On Thursday, 23 August 2018 at 03:50:44 UTC, Shachar Shemesh wrote:
No, no and no.

I was holding out on replying to this thread to see how the community would react. The vibe I'm getting, however, is that the people who are seeing D's problems have given up on affecting change.

It is no secret that when I joined Weka, I was a sole D detractor among a company quite enamored with the language. I used to have quite heated water cooler debates about that point of view.

Every single one of the people rushing to defend D at the time has since come around. There is still some debate on whether, points vs. counter points, choosing D was a good idea, but the overwhelming consensus inside Weka today is that D has *fatal* flaws and no path to fixing them.

And by "fatal", I mean literally flaws that are likely to literally kill the language.

And the thing that brought them around is not my power of persuasion. The thing that brought them around was spending a couple of years working with the language on an every-day basis.

And you will notice this in the way Weka employees talk on this forum: except me, they all disappeared. You used to see Idan, Tomer and Eyal post here. Where are they?

This forum is hostile to criticism, and generally tries to keep everyone using D the same way. If you're cutting edge D, the forum is almost no help at all. Consensus among former posters here is that it is generally a waste of time, so almost everyone left, and those who didn't, stopped posting.

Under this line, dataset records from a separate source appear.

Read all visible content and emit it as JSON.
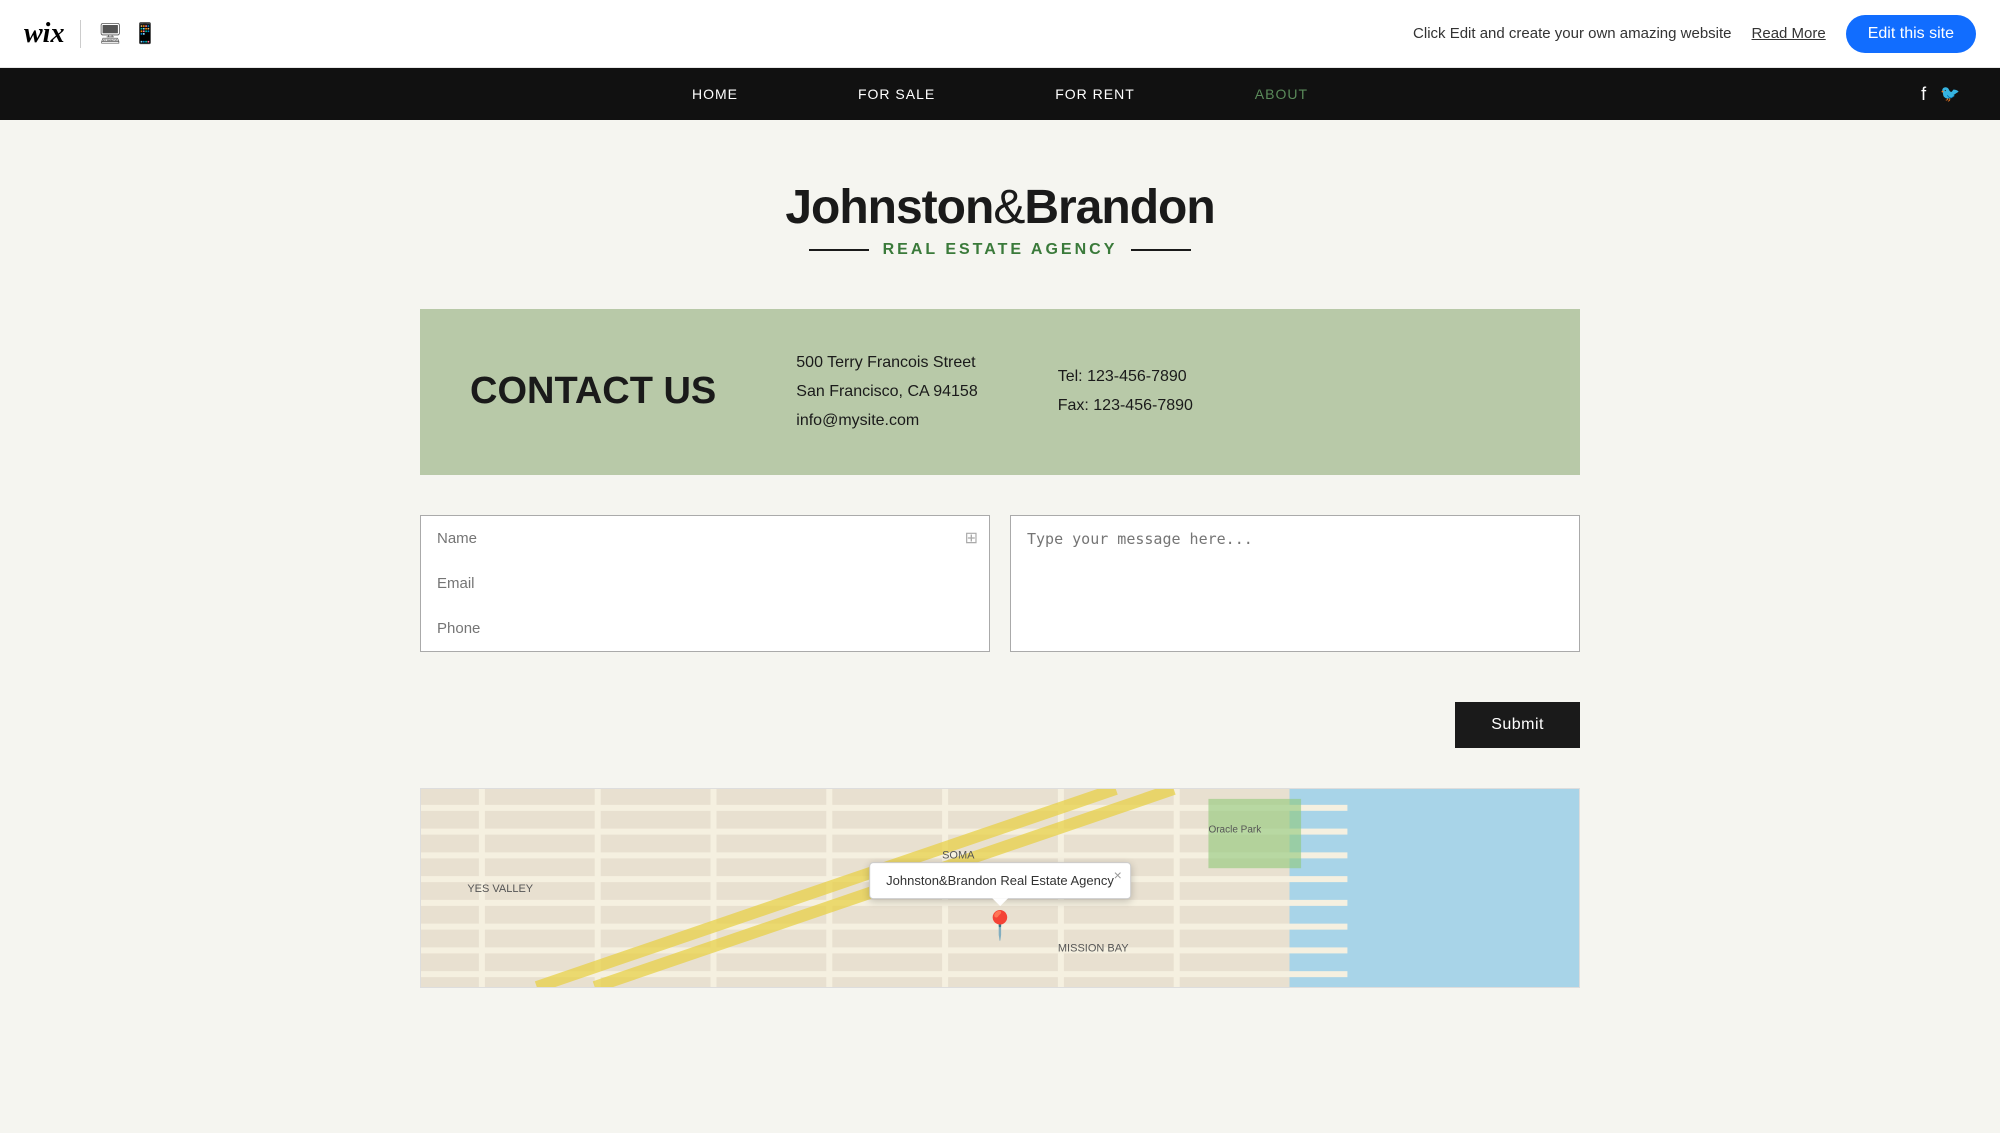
{
  "topbar": {
    "wix_logo": "wix",
    "promo_text": "Click Edit and create your own amazing website",
    "read_more_label": "Read More",
    "edit_btn_label": "Edit this site"
  },
  "nav": {
    "items": [
      {
        "label": "HOME",
        "active": false
      },
      {
        "label": "FOR SALE",
        "active": false
      },
      {
        "label": "FOR RENT",
        "active": false
      },
      {
        "label": "ABOUT",
        "active": true
      }
    ],
    "social": [
      "facebook",
      "twitter"
    ]
  },
  "site": {
    "title_part1": "Johnston",
    "title_ampersand": "&",
    "title_part2": "Brandon",
    "subtitle": "Real Estate Agency"
  },
  "contact": {
    "heading": "CONTACT US",
    "address_line1": "500 Terry Francois Street",
    "address_line2": "San Francisco, CA  94158",
    "email": "info@mysite.com",
    "tel": "Tel: 123-456-7890",
    "fax": "Fax: 123-456-7890"
  },
  "form": {
    "name_placeholder": "Name",
    "email_placeholder": "Email",
    "phone_placeholder": "Phone",
    "message_placeholder": "Type your message here...",
    "submit_label": "Submit"
  },
  "map": {
    "popup_label": "Johnston&Brandon Real Estate Agency",
    "close_label": "×"
  }
}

And it's not just Weka. I've had a chance to talk in private to some other developers. Quite a lot have serious, fundamental issues with the language. You will notice none of them speaks up on this thread.

They don't see the point.

No technical project is born great. If you want a technical project to be great, the people working on it have to focus on its *flaws*. The D's community just doesn't do that.

To sum it up: fatal flaws + no path to fixing + no push from the community = inevitable eventual death.

With great regrets,
Shachar

"anarchy driven development" is a pearl. It is also mood driven development. Yesterday was scope and -dip1000 super important, today is betterC very hot and everyone works on betterC druntime, betterC Phobos, betterC libraries. Maybe -dip1000 will be made default at some point and the language will get another one well-intentioned but only half-working feature. And I'm beginning to doubt that the real problem is that the community doesn't help.

Don't get me wrong, I do development in absolutely the same, anarchy driven :), way. Sometimes I can't work long enough at the same thing, sometimes I lose interest. It is also great for research and trying out new ideas since D tries to be innovative and offer a better developer experience. And I can also understand that the language authors want to control the evolution of the language and try make it better testing new ideas.

But this kind of development doesn't work anymore that well for commercial customers that aren't (only) interested in research. From this perspective D becomes over-complicated, half-finished language. And nobody can tell what will be "in" tomorrow.